FIDA’s programme manager Advocate Mabela Lehloenya indicates that according to the Land Act of 2010 Section 15(3), notwithstanding subsection (2), where an allottee of land dies, the interest of that allottee – (a) shall in the case of spouses married in community of property and where there is no surviving spouse pass to the person designated by the deceased; (b) where paragraph (a) does not apply, the interests of the deceased allottee shall pass to a person nominated as the heir of the deceased allottee by the surviving members of the deceased allottee’s family.

“We realised as women’s rights activists that even though we do have this Land Act, there are still many cases day in and day out that bring about disinheritance. We have this clause which is not clear that when the land is passed onto another person, a certain number of family members may meet and decide on which person will be given entitlement to the land.

“That clause seems to be disinheriting women, especially widows, because of our cultural norms; in a meeting set up to discuss inheritance issues, women are not given the chance to talk for themselves as it is taken for granted that they are already represented and they do not have a say.

“Obviously, being represented means the interests of that woman are not taken into consideration, that is why there is still so much disinheritance. The patriarchal system puts a premium on loyalty more than anything, such that even old women who do take part in such meetings are so subservient to men that they end up losing land rights,” she explained.

Lehloenya said, as women rights activists, they have realised that the Act is good in writing but it does not help women in promoting or protecting their rights.

She continues to show that clause (b)(a) which talks about ‘family’, also seems to be causing more problems than good, because it is not clear on the number of family members expected to sit in that meeting and who should be part of the family.

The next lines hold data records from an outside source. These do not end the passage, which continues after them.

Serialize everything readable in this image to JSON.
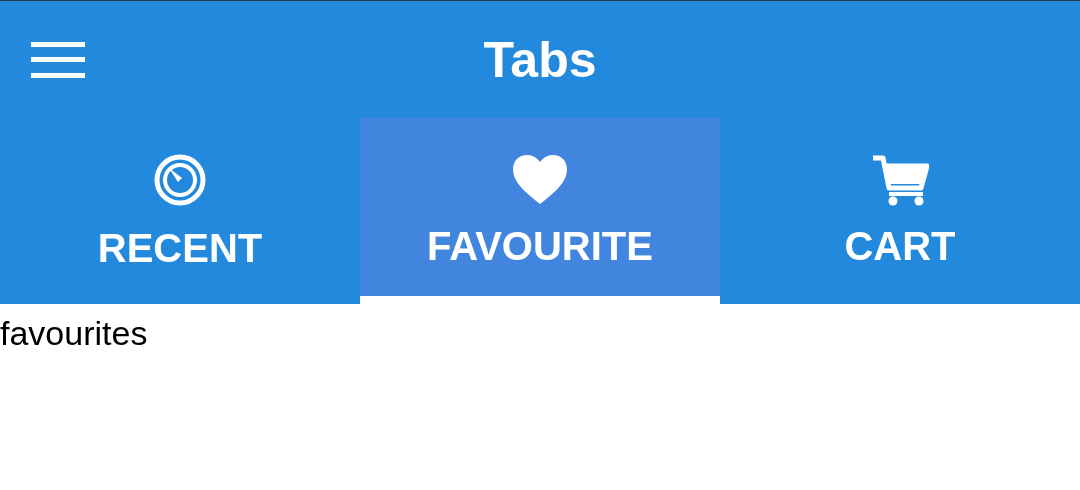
{
  "app_bar": {
    "title": "Tabs"
  },
  "tabs": [
    {
      "label": "RECENT",
      "selected": false
    },
    {
      "label": "FAVOURITE",
      "selected": true
    },
    {
      "label": "CART",
      "selected": false
    }
  ],
  "content": {
    "text": "favourites"
  }
}
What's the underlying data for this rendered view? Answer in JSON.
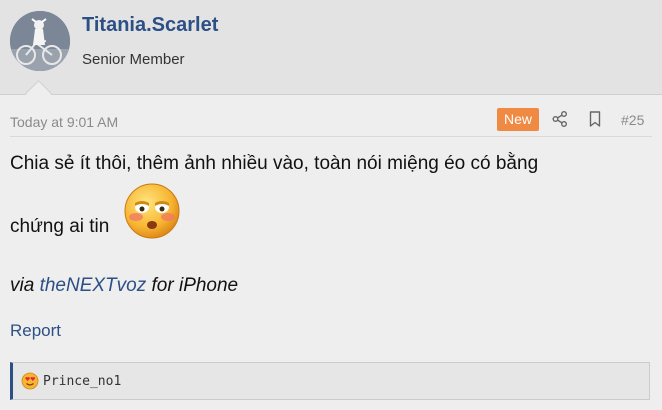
{
  "user": {
    "name": "Titania.Scarlet",
    "title": "Senior Member"
  },
  "post": {
    "date": "Today at 9:01 AM",
    "badge": "New",
    "number": "#25",
    "body_line1": "Chia sẻ ít thôi, thêm ảnh nhiều vào, toàn nói miệng éo có bằng",
    "body_line2": "chứng ai tin",
    "emoji": "flushed-face-emoji",
    "via_prefix": "via",
    "via_app": "theNEXTvoz",
    "via_suffix": "for iPhone"
  },
  "actions": {
    "report": "Report"
  },
  "reactions": {
    "icon": "heart-eyes-face-icon",
    "user": "Prince_no1"
  },
  "colors": {
    "accent": "#2c4f86",
    "badge": "#f08a42",
    "muted": "#8a8a8a"
  }
}
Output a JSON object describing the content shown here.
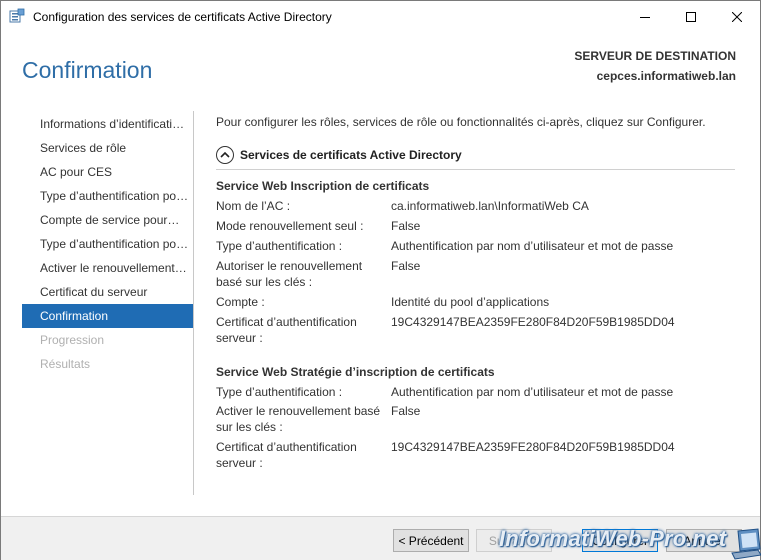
{
  "window": {
    "title": "Configuration des services de certificats Active Directory"
  },
  "header": {
    "page_title": "Confirmation",
    "destination_label": "SERVEUR DE DESTINATION",
    "destination_server": "cepces.informatiweb.lan"
  },
  "nav": {
    "items": [
      {
        "label": "Informations d’identificati…",
        "state": "normal"
      },
      {
        "label": "Services de rôle",
        "state": "normal"
      },
      {
        "label": "AC pour CES",
        "state": "normal"
      },
      {
        "label": "Type d’authentification po…",
        "state": "normal"
      },
      {
        "label": "Compte de service pour…",
        "state": "normal"
      },
      {
        "label": "Type d’authentification po…",
        "state": "normal"
      },
      {
        "label": "Activer le renouvellement…",
        "state": "normal"
      },
      {
        "label": "Certificat du serveur",
        "state": "normal"
      },
      {
        "label": "Confirmation",
        "state": "active"
      },
      {
        "label": "Progression",
        "state": "disabled"
      },
      {
        "label": "Résultats",
        "state": "disabled"
      }
    ]
  },
  "content": {
    "intro": "Pour configurer les rôles, services de rôle ou fonctionnalités ci-après, cliquez sur Configurer.",
    "section_title": "Services de certificats Active Directory",
    "groups": [
      {
        "title": "Service Web Inscription de certificats",
        "rows": [
          {
            "key": "Nom de l’AC :",
            "value": "ca.informatiweb.lan\\InformatiWeb CA"
          },
          {
            "key": "Mode renouvellement seul :",
            "value": "False"
          },
          {
            "key": "Type d’authentification :",
            "value": "Authentification par nom d’utilisateur et mot de passe"
          },
          {
            "key": "Autoriser le renouvellement basé sur les clés :",
            "value": "False"
          },
          {
            "key": "Compte :",
            "value": "Identité du pool d’applications"
          },
          {
            "key": "Certificat d’authentification serveur :",
            "value": "19C4329147BEA2359FE280F84D20F59B1985DD04"
          }
        ]
      },
      {
        "title": "Service Web Stratégie d’inscription de certificats",
        "rows": [
          {
            "key": "Type d’authentification :",
            "value": "Authentification par nom d’utilisateur et mot de passe"
          },
          {
            "key": "Activer le renouvellement basé sur les clés :",
            "value": "False"
          },
          {
            "key": "Certificat d’authentification serveur :",
            "value": "19C4329147BEA2359FE280F84D20F59B1985DD04"
          }
        ]
      }
    ]
  },
  "footer": {
    "prev_label": "< Précédent",
    "next_label": "Suivant >",
    "configure_label": "Configurer",
    "cancel_label": "Annuler"
  },
  "watermark": {
    "text": "InformatiWeb-Pro.net"
  },
  "colors": {
    "accent": "#1f6cb4",
    "title_blue": "#2f6ea7"
  }
}
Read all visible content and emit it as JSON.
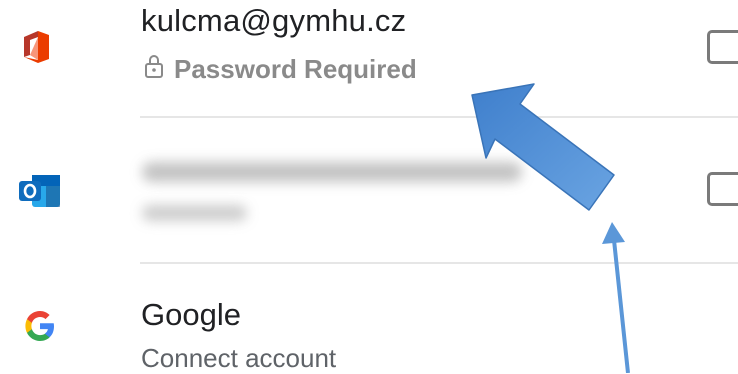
{
  "accounts": [
    {
      "email": "kulcma@gymhu.cz",
      "status": "Password Required",
      "icon": "office-icon"
    },
    {
      "icon": "outlook-icon"
    },
    {
      "title": "Google",
      "subtitle": "Connect account",
      "icon": "google-icon"
    }
  ],
  "colors": {
    "office_red": "#d83b01",
    "outlook_blue": "#0f6cbd",
    "arrow_blue": "#4f8fd6"
  }
}
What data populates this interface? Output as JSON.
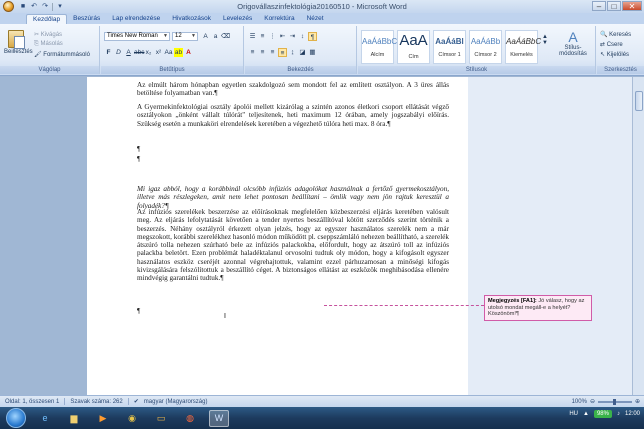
{
  "window": {
    "title": "Origovállaszinfektológia20160510 - Microsoft Word",
    "controls": [
      "–",
      "□",
      "✕"
    ]
  },
  "tabs": [
    "Kezdőlap",
    "Beszúrás",
    "Lap elrendezése",
    "Hivatkozások",
    "Levelezés",
    "Korrektúra",
    "Nézet"
  ],
  "active_tab": "Kezdőlap",
  "ribbon": {
    "clipboard": {
      "paste": "Beillesztés",
      "cut": "Kivágás",
      "copy": "Másolás",
      "format_painter": "Formátummásoló",
      "label": "Vágólap"
    },
    "font": {
      "font_name": "Times New Roman",
      "font_size": "12",
      "label": "Betűtípus"
    },
    "paragraph": {
      "label": "Bekezdés"
    },
    "styles": {
      "items": [
        {
          "sample": "AaÁáBbC",
          "name": "Alcím"
        },
        {
          "sample": "AaA",
          "name": "Cím"
        },
        {
          "sample": "AaÁáBl",
          "name": "Címsor 1"
        },
        {
          "sample": "AaÁáBb",
          "name": "Címsor 2"
        },
        {
          "sample": "AaÁáBbC",
          "name": "Kiemelés"
        }
      ],
      "change_styles": "Stílus-módosítás",
      "label": "Stílusok"
    },
    "editing": {
      "find": "Keresés",
      "replace": "Csere",
      "select": "Kijelölés",
      "label": "Szerkesztés"
    }
  },
  "document": {
    "paragraphs": [
      "Az elmúlt három hónapban egyetlen szakdolgozó sem mondott fel az említett osztályon. A 3 üres állás betöltése folyamatban van.¶",
      "A Gyermekinfektológiai osztály ápolói mellett kizárólag a szintén azonos életkori csoport ellátását végző osztályokon „önként vállalt túlórát\" teljesítenek, heti maximum 12 órában, amely jogszabályi előírás. Szükség esetén a munkaköri elrendelések keretében a végezhető túlóra heti max. 8 óra.¶",
      "¶",
      "¶",
      "Mi igaz abból, hogy a korábbinál olcsóbb infúziós adagolókat használnak a fertőző gyermekosztályon, illetve más részlegeken, amit nem lehet pontosan beállítani – ömlik vagy nem jön rajtuk keresztül a folyadék?¶",
      "Az infúziós szerelékek beszerzése az előírásoknak megfelelően közbeszerzési eljárás keretében valósult meg. Az eljárás lefolytatását követően a tender nyertes beszállítóval kötött szerződés szerint történik a beszerzés. Néhány osztályról érkezett olyan jelzés, hogy az egyszer használatos szerelék nem a már megszokott, korábbi szerelékhez hasonló módon működött pl. cseppszámláló nehezen beállítható, a szerelék átszúró tolla nehezen szúrható bele az infúziós palackokba, előfordult, hogy az átszúró toll az infúziós palackba beletört. Ezen problémát haladéktalanul orvosolni tudtuk oly módon, hogy a kifogásolt egyszer használatos eszköz cseréjét azonnal végrehajtottuk, valamint ezzel párhuzamosan a minőségi kifogás kivizsgálására felszólítottuk a beszállító céget. A biztonságos ellátást az eszközök meghibásodása ellenére mindvégig garantálni tudtuk.¶",
      "¶"
    ],
    "comment": {
      "author": "Megjegyzés [FA1]:",
      "text": "Jó válasz, hogy az utolsó mondat megáll-e a helyét? Köszönöm!¶"
    }
  },
  "statusbar": {
    "page": "Oldal: 1, összesen 1",
    "words": "Szavak száma: 262",
    "language": "magyar (Magyarország)",
    "zoom": "100%"
  },
  "taskbar": {
    "lang": "HU",
    "battery": "98%",
    "time": "12:00"
  }
}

She, however, says with the support of Freedom House Organisation and Arisa Foundation, Fida will embark on advocacy campaign on issues of customary land rights, which will see them engaging in an information dissemination programme for two years, which will educate women on their land rights.

One woman who was disinherited her land after her husband died ‘Mamoleboheng Mahase*. Mahase who lives in Mafeteng, south of Maseru, has two children aged five and eight.

“My husband and I were married in a civil marriage for nine years and along the journey we had differences that led to us separating. However, after a few months, we reunited.

“Since I was the one who have moved out of the marital home, when we reunited the family members no longer recognised our marriage. They accused me of abandoning my marriage and not hanging on resolve whatever differences we had.

“Then the worst happened after a few months of reuniting; my husband had a car accident and died on the spot. That was the beginning of my problems. My husband’s family called me names, they blamed me for his death,” ‘Mamoleboheng says with teary eyes.

She was even denied the chance to properly mourn her husband; she went to the funeral just like any other mourner.

After the funeral, the family convened a meeting without the wife and chose one of the family members to inherit the farming plot ‘Mamoleboheng and her husband were given by the family after their union. They even grabbed the residential plot the couple had bought in town.

“I can’t even claim funds from my husband’s policies even though I am the sole beneficiary. I need a death certificate to do that but they won’t let me touch it. I then decided to ask FIDA to help me fight for my land rights and the case is still pending in court,” she said. 

Part II of Land Act of 2010, under the “Presumption of joint titles in marriages” indicates that people married in community of property, either by civil or customary law, shall jointly hold the title to immovable property.

Even though part II of the Land Act of 2010 clearly stipulates that it shall prevail where the customary law is inconsistent with this latest legal instrument, customary practices make it really hard for many disadvantaged women with little or no access to information on land issues. The contradictions between the Land Act and the Lerotholi Laws are some of the obstacles, as the former does not repeal customary laws which still consider a woman as a minor who remains under the guardianship of her parents, particular the father, before marriage.

According to the Lesotho Land Authority, land ownership can only be passed to the next person after family members, men, appoint an heir to that land. It is an open secret that justice is not accessible to the poor and for those that successfully launch litigations, most lose such cases because of testimonies given by the families and village gate keepers such as chiefs.